Sunday, November 2, 2008

Decisions, decisions.

The package deal you get with life is decisions. Maybe you'll buy Fallout 3 instead of Fable 2 over the weekend (like me!). Maybe you'll choose to go to UC Davis instead of UC Berkeley. Maybe you'll become a lawyer instead of a big-shot movie director. Maybe you'll be miserable instead of happy. It all hinges on the choices we're confronted with in life. How you go about these decisions determines everything. Effectively, our lives are nothing more than a compilation of decision and effect. One thing leads to another, in a chain of consequences. But all of it is played out by us, the actors on the stage of life, pardon the incredibly cliched metaphor.

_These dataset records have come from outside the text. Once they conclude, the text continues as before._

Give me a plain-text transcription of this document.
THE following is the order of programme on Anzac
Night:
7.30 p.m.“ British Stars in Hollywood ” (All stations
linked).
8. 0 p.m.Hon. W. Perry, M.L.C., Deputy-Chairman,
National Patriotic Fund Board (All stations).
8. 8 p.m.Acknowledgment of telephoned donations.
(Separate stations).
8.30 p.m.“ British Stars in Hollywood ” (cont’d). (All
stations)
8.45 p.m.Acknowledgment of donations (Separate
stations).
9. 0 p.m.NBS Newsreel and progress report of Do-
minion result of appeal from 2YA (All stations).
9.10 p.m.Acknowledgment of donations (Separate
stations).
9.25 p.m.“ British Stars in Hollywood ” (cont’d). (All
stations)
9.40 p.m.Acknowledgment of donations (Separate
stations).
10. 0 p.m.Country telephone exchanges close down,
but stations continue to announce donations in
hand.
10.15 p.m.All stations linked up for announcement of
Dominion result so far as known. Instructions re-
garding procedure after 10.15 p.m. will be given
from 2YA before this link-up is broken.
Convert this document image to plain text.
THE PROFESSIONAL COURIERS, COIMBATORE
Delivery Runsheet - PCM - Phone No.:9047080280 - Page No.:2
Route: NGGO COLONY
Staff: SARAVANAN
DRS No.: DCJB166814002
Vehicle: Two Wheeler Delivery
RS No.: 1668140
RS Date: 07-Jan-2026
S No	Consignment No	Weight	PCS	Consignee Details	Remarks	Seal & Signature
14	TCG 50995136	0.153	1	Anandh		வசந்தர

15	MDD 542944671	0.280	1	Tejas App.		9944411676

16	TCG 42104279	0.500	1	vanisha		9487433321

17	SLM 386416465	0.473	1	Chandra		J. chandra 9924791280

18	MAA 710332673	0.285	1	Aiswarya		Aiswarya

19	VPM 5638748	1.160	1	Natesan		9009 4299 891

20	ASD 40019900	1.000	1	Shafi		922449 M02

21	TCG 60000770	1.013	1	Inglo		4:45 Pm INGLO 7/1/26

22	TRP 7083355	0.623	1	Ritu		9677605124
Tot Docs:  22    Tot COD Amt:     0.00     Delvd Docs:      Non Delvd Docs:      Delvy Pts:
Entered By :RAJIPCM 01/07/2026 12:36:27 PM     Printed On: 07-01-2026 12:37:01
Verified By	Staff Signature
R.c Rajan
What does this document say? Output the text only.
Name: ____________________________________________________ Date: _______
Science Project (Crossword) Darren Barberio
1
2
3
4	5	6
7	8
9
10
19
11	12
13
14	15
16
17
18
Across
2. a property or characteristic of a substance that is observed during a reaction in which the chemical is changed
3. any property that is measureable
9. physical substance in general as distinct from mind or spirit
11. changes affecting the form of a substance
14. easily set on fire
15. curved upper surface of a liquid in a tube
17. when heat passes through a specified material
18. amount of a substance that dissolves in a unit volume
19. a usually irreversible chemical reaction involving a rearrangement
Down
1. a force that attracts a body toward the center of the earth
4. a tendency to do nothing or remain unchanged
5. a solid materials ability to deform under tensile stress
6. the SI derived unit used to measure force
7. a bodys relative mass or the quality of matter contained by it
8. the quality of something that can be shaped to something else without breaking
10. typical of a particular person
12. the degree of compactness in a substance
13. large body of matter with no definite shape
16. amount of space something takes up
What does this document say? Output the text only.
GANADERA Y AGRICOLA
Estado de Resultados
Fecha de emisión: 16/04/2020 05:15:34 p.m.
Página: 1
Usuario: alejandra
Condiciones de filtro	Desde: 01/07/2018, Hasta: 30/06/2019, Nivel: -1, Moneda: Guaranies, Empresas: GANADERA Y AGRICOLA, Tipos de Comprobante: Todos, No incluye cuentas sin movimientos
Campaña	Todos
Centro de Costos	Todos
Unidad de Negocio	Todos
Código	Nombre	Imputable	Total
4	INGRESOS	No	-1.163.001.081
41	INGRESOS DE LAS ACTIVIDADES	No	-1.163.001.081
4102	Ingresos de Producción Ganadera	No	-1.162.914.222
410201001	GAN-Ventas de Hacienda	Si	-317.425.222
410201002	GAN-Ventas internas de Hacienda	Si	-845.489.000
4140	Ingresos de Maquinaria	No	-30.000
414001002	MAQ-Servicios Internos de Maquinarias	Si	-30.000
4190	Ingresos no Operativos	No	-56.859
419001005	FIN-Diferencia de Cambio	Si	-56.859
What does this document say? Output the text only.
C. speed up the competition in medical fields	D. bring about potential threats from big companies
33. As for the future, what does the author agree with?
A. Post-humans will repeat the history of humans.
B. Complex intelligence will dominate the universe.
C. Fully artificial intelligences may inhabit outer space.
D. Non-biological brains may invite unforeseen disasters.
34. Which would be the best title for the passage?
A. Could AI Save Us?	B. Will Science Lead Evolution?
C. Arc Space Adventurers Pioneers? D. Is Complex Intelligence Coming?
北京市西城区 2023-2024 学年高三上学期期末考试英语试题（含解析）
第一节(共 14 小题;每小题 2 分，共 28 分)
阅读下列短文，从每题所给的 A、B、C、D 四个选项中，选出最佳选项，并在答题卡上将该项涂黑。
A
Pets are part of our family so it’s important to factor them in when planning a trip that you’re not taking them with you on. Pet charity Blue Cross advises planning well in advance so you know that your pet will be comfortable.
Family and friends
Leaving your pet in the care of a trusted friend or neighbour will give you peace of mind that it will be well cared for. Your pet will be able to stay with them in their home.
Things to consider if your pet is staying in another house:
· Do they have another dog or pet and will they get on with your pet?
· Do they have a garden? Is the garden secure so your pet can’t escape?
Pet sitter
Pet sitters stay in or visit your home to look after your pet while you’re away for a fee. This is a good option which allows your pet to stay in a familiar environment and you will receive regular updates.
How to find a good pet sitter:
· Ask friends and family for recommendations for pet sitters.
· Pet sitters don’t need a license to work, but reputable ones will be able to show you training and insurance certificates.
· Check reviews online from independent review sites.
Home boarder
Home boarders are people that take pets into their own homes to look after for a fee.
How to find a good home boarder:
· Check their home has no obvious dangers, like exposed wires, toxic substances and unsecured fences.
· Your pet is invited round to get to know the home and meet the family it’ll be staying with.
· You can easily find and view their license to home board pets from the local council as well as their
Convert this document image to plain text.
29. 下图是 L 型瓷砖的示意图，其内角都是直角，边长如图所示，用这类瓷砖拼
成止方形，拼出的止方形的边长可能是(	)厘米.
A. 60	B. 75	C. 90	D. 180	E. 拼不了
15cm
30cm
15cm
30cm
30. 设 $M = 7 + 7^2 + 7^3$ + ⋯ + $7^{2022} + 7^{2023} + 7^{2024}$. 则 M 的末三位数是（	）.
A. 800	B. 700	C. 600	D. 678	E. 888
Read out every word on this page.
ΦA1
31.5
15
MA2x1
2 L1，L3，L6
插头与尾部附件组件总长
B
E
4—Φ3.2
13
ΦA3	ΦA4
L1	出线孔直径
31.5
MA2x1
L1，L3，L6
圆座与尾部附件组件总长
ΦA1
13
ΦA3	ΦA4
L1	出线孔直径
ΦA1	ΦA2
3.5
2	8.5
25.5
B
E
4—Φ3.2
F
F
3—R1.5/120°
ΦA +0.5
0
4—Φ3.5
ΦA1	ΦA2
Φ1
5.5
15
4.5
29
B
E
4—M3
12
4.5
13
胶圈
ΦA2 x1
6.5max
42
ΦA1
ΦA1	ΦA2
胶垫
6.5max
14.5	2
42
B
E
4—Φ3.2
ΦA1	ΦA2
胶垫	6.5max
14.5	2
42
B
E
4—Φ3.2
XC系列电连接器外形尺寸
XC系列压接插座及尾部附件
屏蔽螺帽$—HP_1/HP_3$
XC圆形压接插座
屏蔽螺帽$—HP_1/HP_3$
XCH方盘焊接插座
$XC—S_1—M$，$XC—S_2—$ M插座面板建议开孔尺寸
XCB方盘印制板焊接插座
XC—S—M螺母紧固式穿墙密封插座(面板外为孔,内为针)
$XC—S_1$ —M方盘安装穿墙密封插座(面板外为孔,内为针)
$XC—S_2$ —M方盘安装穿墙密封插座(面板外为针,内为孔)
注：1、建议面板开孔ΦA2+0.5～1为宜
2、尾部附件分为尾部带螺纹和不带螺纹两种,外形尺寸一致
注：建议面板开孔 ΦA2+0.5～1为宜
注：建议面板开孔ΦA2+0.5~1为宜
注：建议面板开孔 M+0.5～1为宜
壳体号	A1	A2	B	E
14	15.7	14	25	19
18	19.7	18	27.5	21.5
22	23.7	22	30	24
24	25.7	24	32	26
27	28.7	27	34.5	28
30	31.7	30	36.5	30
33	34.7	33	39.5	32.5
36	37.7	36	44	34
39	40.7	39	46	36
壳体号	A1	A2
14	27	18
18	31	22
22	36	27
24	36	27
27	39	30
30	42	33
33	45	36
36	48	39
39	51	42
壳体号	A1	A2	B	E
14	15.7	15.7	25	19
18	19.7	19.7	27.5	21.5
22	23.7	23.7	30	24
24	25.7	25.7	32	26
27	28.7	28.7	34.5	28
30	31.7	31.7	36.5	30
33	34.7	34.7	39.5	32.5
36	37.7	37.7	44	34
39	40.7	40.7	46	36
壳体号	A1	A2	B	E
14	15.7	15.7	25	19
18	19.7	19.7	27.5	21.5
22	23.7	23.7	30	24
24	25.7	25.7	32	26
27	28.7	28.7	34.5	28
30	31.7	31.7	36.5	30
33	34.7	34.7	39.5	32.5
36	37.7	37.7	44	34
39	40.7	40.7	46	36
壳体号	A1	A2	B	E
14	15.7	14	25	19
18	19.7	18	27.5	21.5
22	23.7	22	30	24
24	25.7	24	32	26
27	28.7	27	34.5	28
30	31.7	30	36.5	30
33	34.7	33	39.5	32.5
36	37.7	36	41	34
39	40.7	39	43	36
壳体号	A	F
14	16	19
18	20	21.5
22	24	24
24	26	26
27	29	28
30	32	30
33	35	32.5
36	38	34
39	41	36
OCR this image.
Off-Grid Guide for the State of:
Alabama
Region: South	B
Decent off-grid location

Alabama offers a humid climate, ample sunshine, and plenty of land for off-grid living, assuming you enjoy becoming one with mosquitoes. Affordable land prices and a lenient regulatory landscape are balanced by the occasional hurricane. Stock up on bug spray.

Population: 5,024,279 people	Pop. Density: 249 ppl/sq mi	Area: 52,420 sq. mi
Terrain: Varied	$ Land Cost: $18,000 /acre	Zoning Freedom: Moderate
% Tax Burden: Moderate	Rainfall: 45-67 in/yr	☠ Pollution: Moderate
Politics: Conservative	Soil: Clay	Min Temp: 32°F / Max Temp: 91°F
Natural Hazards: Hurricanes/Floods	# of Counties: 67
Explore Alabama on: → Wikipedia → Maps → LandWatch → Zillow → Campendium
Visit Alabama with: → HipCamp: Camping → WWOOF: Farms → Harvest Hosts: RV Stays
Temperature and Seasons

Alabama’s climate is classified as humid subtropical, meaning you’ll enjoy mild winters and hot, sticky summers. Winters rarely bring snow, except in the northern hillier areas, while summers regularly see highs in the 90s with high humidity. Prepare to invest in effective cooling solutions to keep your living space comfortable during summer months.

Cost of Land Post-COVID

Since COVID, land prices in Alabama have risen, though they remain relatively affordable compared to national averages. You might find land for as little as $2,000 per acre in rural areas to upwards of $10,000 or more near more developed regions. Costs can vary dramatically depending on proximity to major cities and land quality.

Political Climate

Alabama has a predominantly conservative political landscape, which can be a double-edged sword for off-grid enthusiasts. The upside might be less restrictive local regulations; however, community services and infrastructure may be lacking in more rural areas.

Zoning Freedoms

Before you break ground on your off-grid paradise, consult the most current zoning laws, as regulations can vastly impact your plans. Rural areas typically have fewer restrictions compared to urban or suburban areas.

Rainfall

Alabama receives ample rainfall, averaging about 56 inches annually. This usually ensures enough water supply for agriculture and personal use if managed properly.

And the path you walk is never certain. You may abandon it and choose something else. The comforting certainty behind life is that you will always be uncertain, in a cruel twist of irony. Always will you wonder "what if?" But I find that pondering the alternate consequence is a waste of time. It will never happen, unless you go back in time and make it so. Abandon what you're doing, perhaps, and maybe you'll change and gain the alternative. Half of life is wondering what life is, but it's not about wondering what life could be. If it could be something, go out and make it that way. Summon what energy you have to achieve what you want.

We all make stupid choices in life. "Oh man, I shouldn't have robbed that old lady." "Oh man, I shouldn't have shot down that sexy Asian dude." "Oh man, I shouldn't have thrown my puppies into the washing machine so I wouldn't have to wash them." Our lives shouldn't revolve perpetually around them, which is evoking the "don't think about what could be" argument again.

I guess my entire point is simply this: contemplate your choices. Weigh the risks and benefits. And if your call was wrong, don't linger on it. Move on. Move past it. If you killed someone, repent. That kind of thing. Bad example that may be, but it conveys my point adequately enough. A life of regrets and wonder is, in the words of Eddie Vedder and the awesome band that is Pearl Jam, "LIFE WASTED!"

PS. Do we, do we know when we fly?

1 comment:

fallore said...

Summarized self-directed advice always follows the same format.

Short sentence with one point. Direction to self. Short again. Do this and that. Guess what, short. Short sentence is short. Throw in long sentence, separated into, short clauses. Etc.